Hund & Hütte – Wandern mit Wau-Effekt. Mit dem Hund erlebst du Sachen am Berg – da kommst du vorher gar nicht drauf

„Mit dem Hund erlebst du Sachen am Berg – da kommst du vorher gar nicht drauf.“ © Foto: Lisa Hörterer

Vor ein paar Jahren noch undenkbar, heute kein Seltenheit mehr: Mensch und Hund gehen gemeinsam in die Berge. Unterwegs mit einem Österreichischen Pinscher auf dem Stubaier Höhenweg (ALPS Magazine #31 4/2016 Review)

Gleich geschafft!“, schnauft Christof Hieger, den Körper eng an die Felswand gedrückt. Nur noch einmal nach oben greifen, hochziehen und schon hat er die steile Passage bewältigt. Oben angekommen, im sicheren Stand, löst er die Gurte um seine Schultern und setzt das schwarzbraune Bündel vorsichtig auf die Erde. Das erwacht sofort zum Leben. Schnell raus aus dem Tragegeschirr, schütteln und strecken und natürlich – ein Leckerli abstauben.

„Ohne Belohnung geht gar nichts“, sagt Hieger, während er seinem Hund Janosch noch einen kleinen braunen Brocken hinwirft. Schneller als man gucken kann, verschwindet der in der ebenfalls braunen Hundeschnauze. Zufriedenes Schmatzen. Und auch Christof Hieger ist zufrieden: „Du musst dich schon auf den Hund verlassen können. Wenn der ausflippt, während ich im Hang hänge – dann gute Nacht“. Seit vier Jahren ist der Österreichische Pinscher Janosch sein ständiger Begleiter, auch hier bei der dritten Etappe des Stubaier Höhenwegs.
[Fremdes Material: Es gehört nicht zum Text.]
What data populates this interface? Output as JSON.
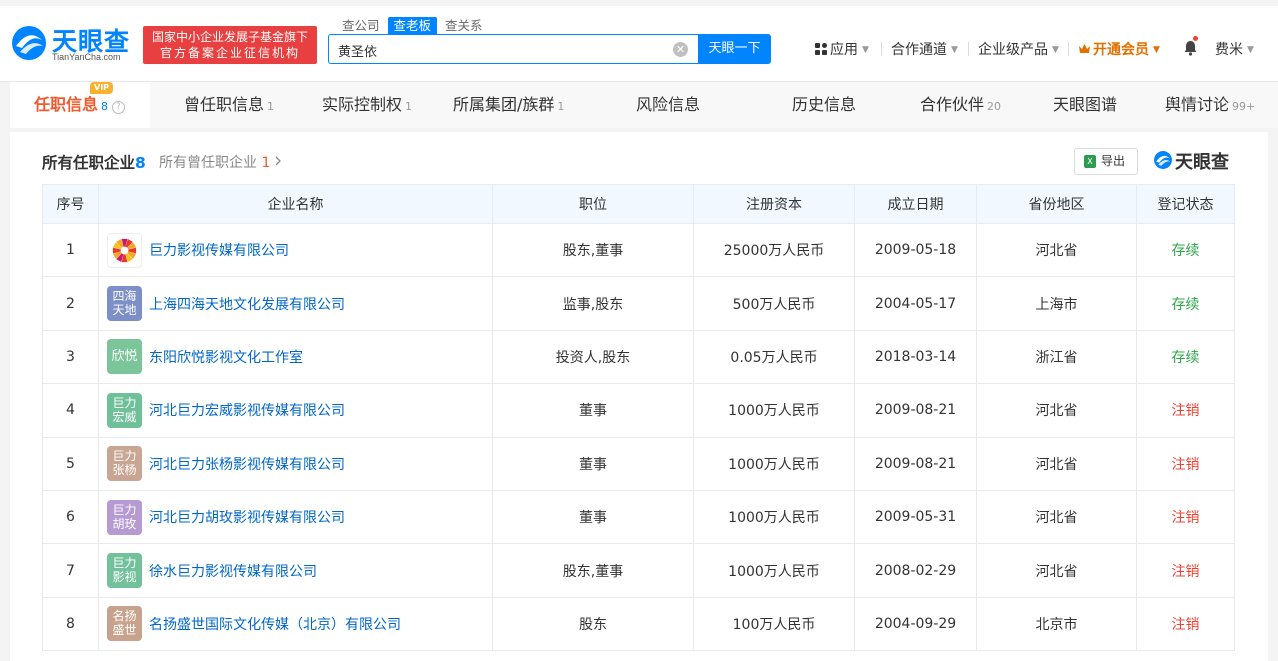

Bereits zum dritten Mal dieses Jahr veranstaltet der Deutsche Alpenverein im September das Seminar „Wandern mit Hund“ auf der Neuen Regensburger Hütte am Stubaier Höhenweg, denn: Immer mehr Wanderer wollen ihren Hund auf ihre Touren mitnehmen, weiß Hüttenwirt Thomas Eder. Er ist selbst Hundebesitzer und war lange Jahre mit seinem Hund Grinch in der Bergrettung aktiv. Gerade wenn es um längere Touren wie den Höhenweg geht, sind sich Hundebesitzer aber oft unsicher. Häufig hört er die Frage: Schafft mein Hund das? Kann er diesen Weg bewältigen? Bei den Seminaren lernen die Teilnehmer deshalb, was sie ihrem Hund zutrauen können und wie sie ihn richtig auf den Berg vorbereiten. Denn am wichtigsten ist es, den Hund zu kontrollieren, meint Eder, „und zwar in jeder Situation“.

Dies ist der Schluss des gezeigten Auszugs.